The webfinger-rs project team welcomes contributions from the community.

Contribution flow

This is a rough outline of what a contributor's workflow looks like:

  • Create a topic branch from where you want to base your work
  • Make commits of logical units
  • Make sure your commit messages are in the proper format (see below)
  • Push your changes to a topic branch in your fork of the repository
  • Submit a pull request

Example:

git remote add upstream https://github.com/glyn/webfinger-rs.git
git checkout -b my-new-feature main
git commit -a
git push origin my-new-feature

Conventions

Basic conventions around source file formatting are captured in the .editorconfig file. Many editors support that file natively. Others require a plugin, see https://editorconfig.org/.

Making changes

Be sure to run any tests:

cargo test

Staying in sync with upstream

When your branch gets out of sync with the glyn/webfinger-rs/main branch, use the following to update:

git checkout my-new-feature
git fetch -a
git pull --rebase upstream main
git push --force-with-lease origin my-new-feature

Updating pull requests

If your PR fails to pass CI or needs changes based on code review, you'll most likely want to make some changes and push them to your branch.

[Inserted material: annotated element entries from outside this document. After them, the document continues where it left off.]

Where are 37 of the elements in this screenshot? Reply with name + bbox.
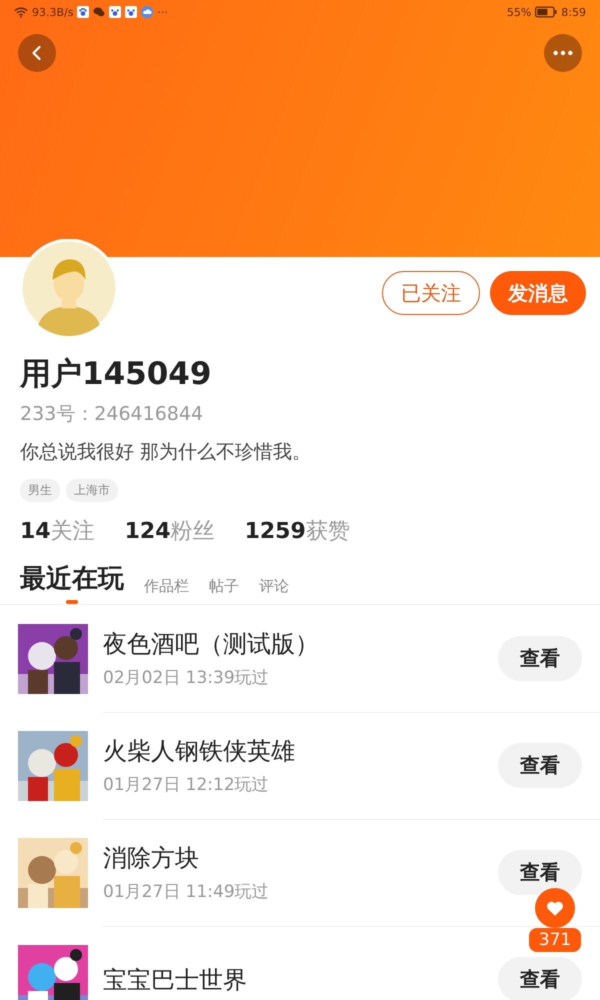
paw-icon bbox=[77, 6, 90, 18]
stat[interactable]: 14关注 bbox=[20, 516, 95, 546]
game-title: 消除方块 bbox=[103, 843, 200, 874]
play-time: 02月02日 13:39玩过 bbox=[103, 667, 270, 689]
user-id: 233号：246416844 bbox=[20, 402, 204, 427]
tab[interactable]: 评论 bbox=[259, 577, 289, 604]
game-title: 夜色酒吧（测试版） bbox=[103, 629, 320, 660]
view-button[interactable]: 查看 bbox=[498, 850, 582, 895]
more-notifications: ··· bbox=[157, 6, 168, 18]
paw-icon bbox=[125, 6, 138, 18]
view-button[interactable]: 查看 bbox=[498, 957, 582, 1000]
profile-tag: 上海市 bbox=[66, 479, 118, 502]
tab[interactable]: 帖子 bbox=[209, 577, 239, 604]
battery-percent: 55% bbox=[506, 6, 532, 18]
cloud-icon bbox=[141, 6, 154, 18]
back-button[interactable] bbox=[18, 34, 56, 72]
battery-icon bbox=[535, 6, 558, 18]
chat-icon bbox=[93, 6, 106, 18]
tab[interactable]: 作品栏 bbox=[144, 577, 189, 604]
more-button[interactable] bbox=[544, 34, 582, 72]
game-title: 宝宝巴士世界 bbox=[103, 964, 248, 996]
stat[interactable]: 124粉丝 bbox=[124, 516, 215, 546]
view-button[interactable]: 查看 bbox=[498, 743, 582, 788]
clock: 8:59 bbox=[561, 6, 586, 18]
play-time: 01月27日 11:49玩过 bbox=[103, 881, 270, 903]
tab[interactable]: 最近在玩 bbox=[20, 561, 124, 604]
more-icon bbox=[552, 49, 574, 57]
game-title: 火柴人钢铁侠英雄 bbox=[103, 736, 296, 767]
view-button[interactable]: 查看 bbox=[498, 636, 582, 681]
stat[interactable]: 1259获赞 bbox=[244, 516, 350, 546]
paw-icon bbox=[109, 6, 122, 18]
play-time: 01月27日 12:12玩过 bbox=[103, 774, 270, 796]
network-speed: 93.3B/s bbox=[32, 6, 74, 18]
wifi-icon bbox=[14, 6, 28, 18]
profile-tag: 男生 bbox=[20, 479, 60, 502]
bio: 你总说我很好 那为什么不珍惜我。 bbox=[20, 440, 312, 465]
user-name: 用户145049 bbox=[20, 355, 212, 394]
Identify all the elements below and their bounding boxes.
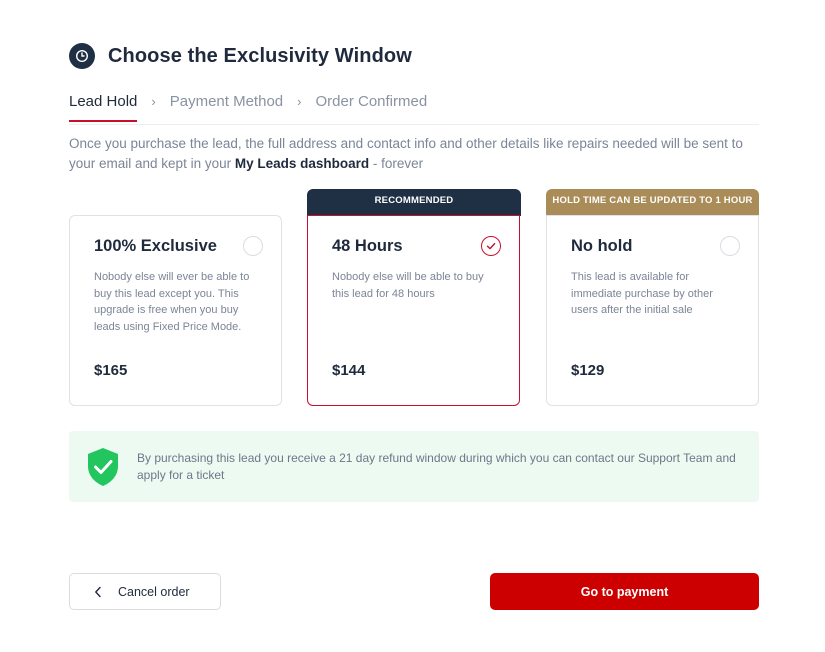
intro-text-after: - forever (369, 156, 424, 171)
option-card-no-hold[interactable]: No hold This lead is available for immed… (546, 215, 759, 406)
option-radio-checked[interactable] (481, 236, 501, 256)
option-card-exclusive[interactable]: 100% Exclusive Nobody else will ever be … (69, 215, 282, 406)
option-price: $144 (332, 362, 366, 379)
option-card-48-hours[interactable]: 48 Hours Nobody else will be able to buy… (307, 215, 520, 406)
refund-notice: By purchasing this lead you receive a 21… (69, 431, 759, 502)
option-title: 100% Exclusive (94, 237, 217, 255)
option-description: Nobody else will ever be able to buy thi… (94, 271, 250, 333)
option-description: This lead is available for immediate pur… (571, 271, 713, 316)
step-order-confirmed[interactable]: Order Confirmed (315, 93, 427, 122)
cancel-order-label: Cancel order (118, 584, 190, 599)
page-header: Choose the Exclusivity Window (69, 43, 412, 69)
intro-text: Once you purchase the lead, the full add… (69, 134, 759, 174)
option-radio[interactable] (720, 236, 740, 256)
chevron-left-icon (94, 586, 102, 598)
clock-icon (69, 43, 95, 69)
option-price: $129 (571, 362, 605, 379)
chevron-right-icon: › (151, 94, 156, 109)
option-title: No hold (571, 237, 633, 255)
option-description: Nobody else will be able to buy this lea… (332, 271, 484, 300)
step-lead-hold[interactable]: Lead Hold (69, 93, 138, 122)
checkout-steps: Lead Hold › Payment Method › Order Confi… (69, 93, 427, 122)
option-title: 48 Hours (332, 237, 403, 255)
refund-notice-text: By purchasing this lead you receive a 21… (137, 451, 736, 482)
option-radio[interactable] (243, 236, 263, 256)
chevron-right-icon: › (297, 94, 302, 109)
option-price: $165 (94, 362, 128, 379)
divider (69, 124, 759, 125)
cancel-order-button[interactable]: Cancel order (69, 573, 221, 610)
my-leads-dashboard-link: My Leads dashboard (234, 156, 370, 171)
page-title: Choose the Exclusivity Window (108, 44, 412, 67)
shield-check-icon (88, 448, 118, 486)
check-icon (486, 242, 496, 250)
step-payment-method[interactable]: Payment Method (170, 93, 283, 122)
recommended-badge: RECOMMENDED (307, 189, 521, 216)
go-to-payment-button[interactable]: Go to payment (490, 573, 759, 610)
hold-time-badge: HOLD TIME CAN BE UPDATED TO 1 HOUR (546, 189, 759, 216)
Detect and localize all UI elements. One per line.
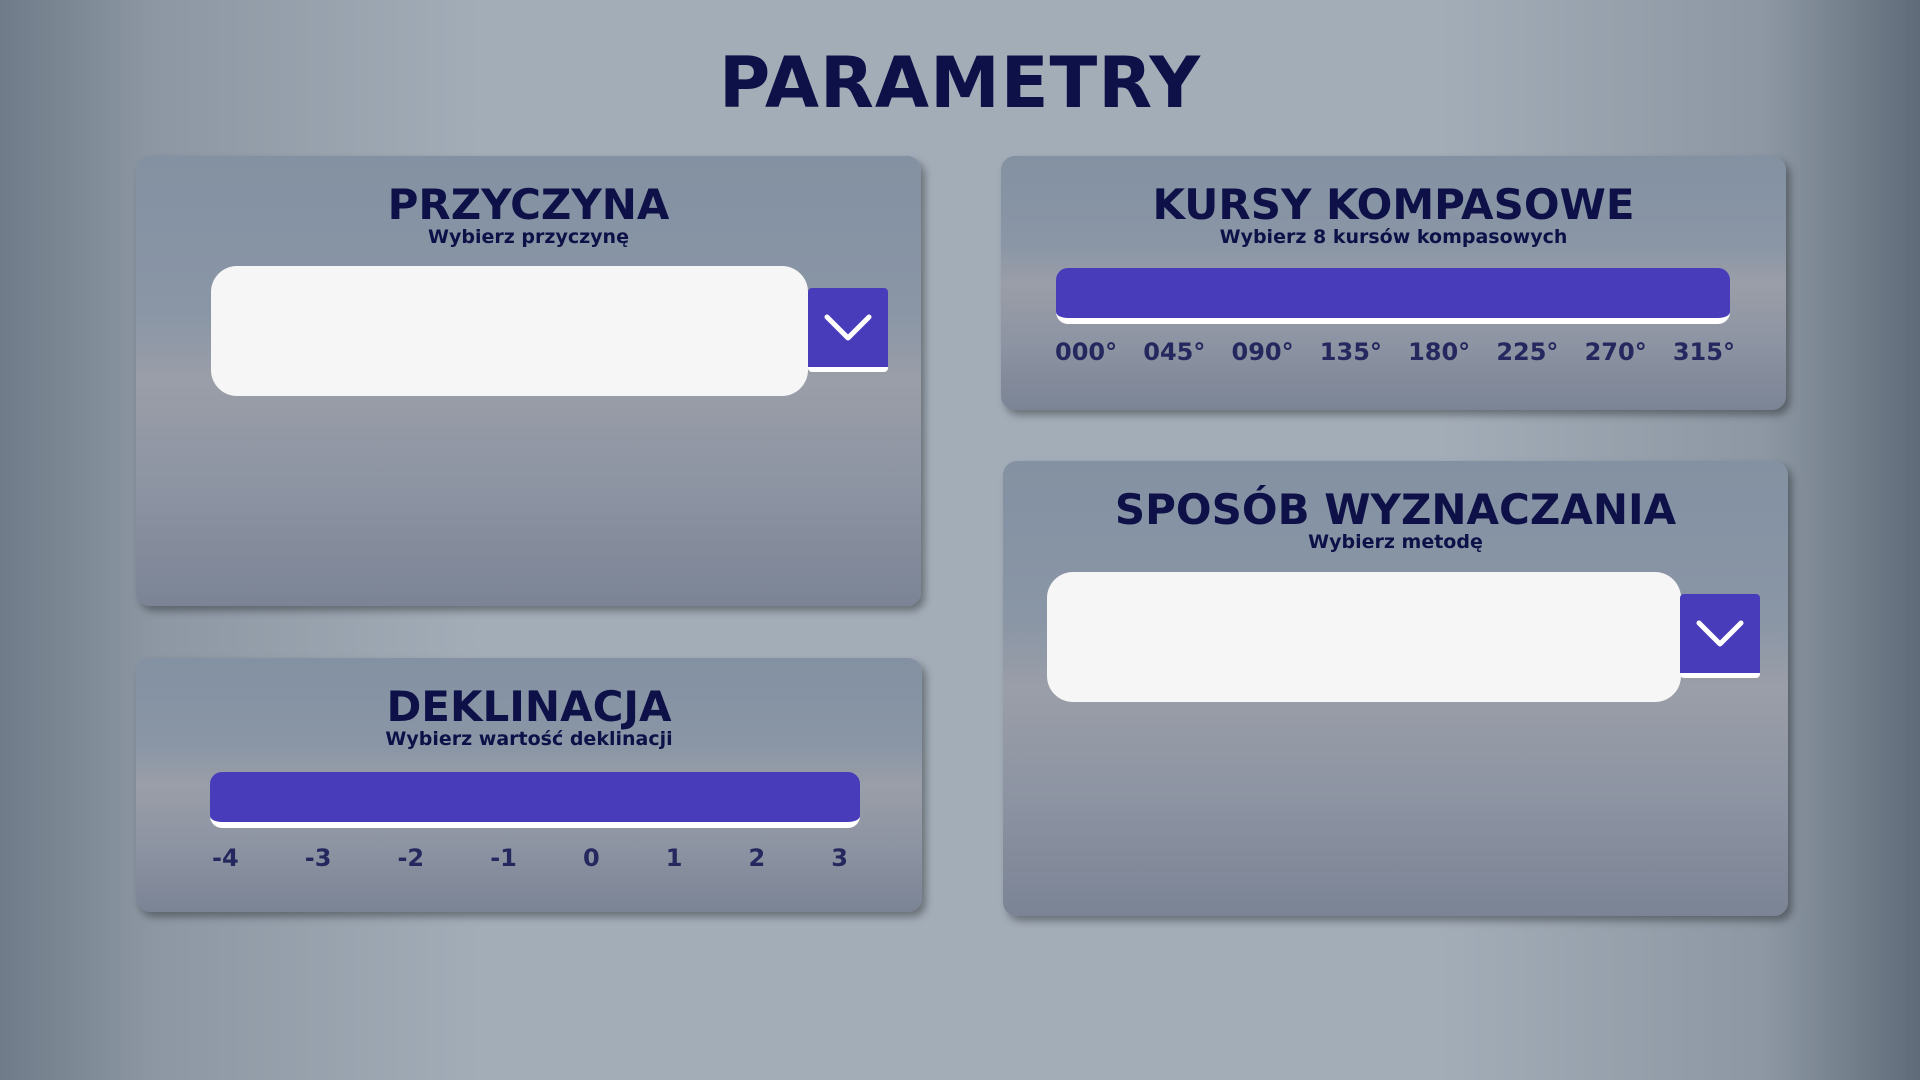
kursy-tick: 090° — [1231, 338, 1294, 366]
kursy-subtitle: Wybierz 8 kursów kompasowych — [1219, 226, 1568, 248]
deklinacja-title: DEKLINACJA — [386, 682, 672, 731]
deklinacja-tick-labels: -4 -3 -2 -1 0 1 2 3 — [212, 844, 848, 872]
deklinacja-subtitle: Wybierz wartość deklinacji — [385, 728, 673, 750]
deklinacja-tick: -1 — [490, 844, 517, 872]
chevron-down-icon — [1696, 620, 1744, 646]
kursy-tick: 180° — [1408, 338, 1471, 366]
page-title: PARAMETRY — [718, 42, 1202, 124]
deklinacja-tick: -3 — [304, 844, 332, 872]
kursy-tick: 225° — [1496, 338, 1559, 366]
sposob-select[interactable] — [1047, 572, 1681, 702]
sposob-dropdown-button[interactable] — [1680, 594, 1760, 678]
przyczyna-panel: PRZYCZYNA Wybierz przyczynę — [136, 156, 921, 606]
przyczyna-title: PRZYCZYNA — [387, 180, 670, 229]
deklinacja-tick: 2 — [748, 844, 766, 872]
kursy-tick: 315° — [1672, 338, 1735, 366]
przyczyna-select[interactable] — [211, 266, 808, 396]
przyczyna-subtitle: Wybierz przyczynę — [428, 226, 629, 248]
kursy-slider[interactable] — [1056, 268, 1730, 324]
deklinacja-tick: 1 — [665, 844, 683, 872]
sposob-subtitle: Wybierz metodę — [1308, 531, 1483, 553]
deklinacja-panel: DEKLINACJA Wybierz wartość deklinacji -4… — [136, 658, 922, 912]
kursy-tick: 270° — [1584, 338, 1647, 366]
deklinacja-tick: 3 — [831, 844, 848, 872]
kursy-tick: 135° — [1319, 338, 1382, 366]
chevron-down-icon — [824, 314, 872, 340]
kursy-title: KURSY KOMPASOWE — [1152, 180, 1635, 229]
kursy-tick-labels: 000° 045° 090° 135° 180° 225° 270° 315° — [1055, 338, 1735, 366]
deklinacja-tick: 0 — [582, 844, 600, 872]
kursy-tick: 000° — [1055, 338, 1118, 366]
kursy-tick: 045° — [1143, 338, 1206, 366]
deklinacja-slider[interactable] — [210, 772, 860, 828]
sposob-title: SPOSÓB WYZNACZANIA — [1114, 485, 1677, 534]
deklinacja-tick: -4 — [212, 844, 239, 872]
sposob-panel: SPOSÓB WYZNACZANIA Wybierz metodę — [1003, 461, 1788, 916]
przyczyna-dropdown-button[interactable] — [808, 288, 888, 372]
deklinacja-tick: -2 — [397, 844, 425, 872]
kursy-panel: KURSY KOMPASOWE Wybierz 8 kursów kompaso… — [1001, 156, 1786, 410]
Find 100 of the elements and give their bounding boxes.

Be sure to add a comment to the PR indicating your new changes are ready to review, as GitHub does not generate a notification when you git push.

Formatting commit messages

We follow the conventions on How to Write a Git Commit Message.

Reporting bugs and creating issues

When opening a new issue, try to roughly follow the commit message format conventions above.

Releasing

Create a release using the Github web interface, ensuring that version is set to a suitable value in Cargo.toml. A Github action will automatically populate the release with Linux and Windows binaries.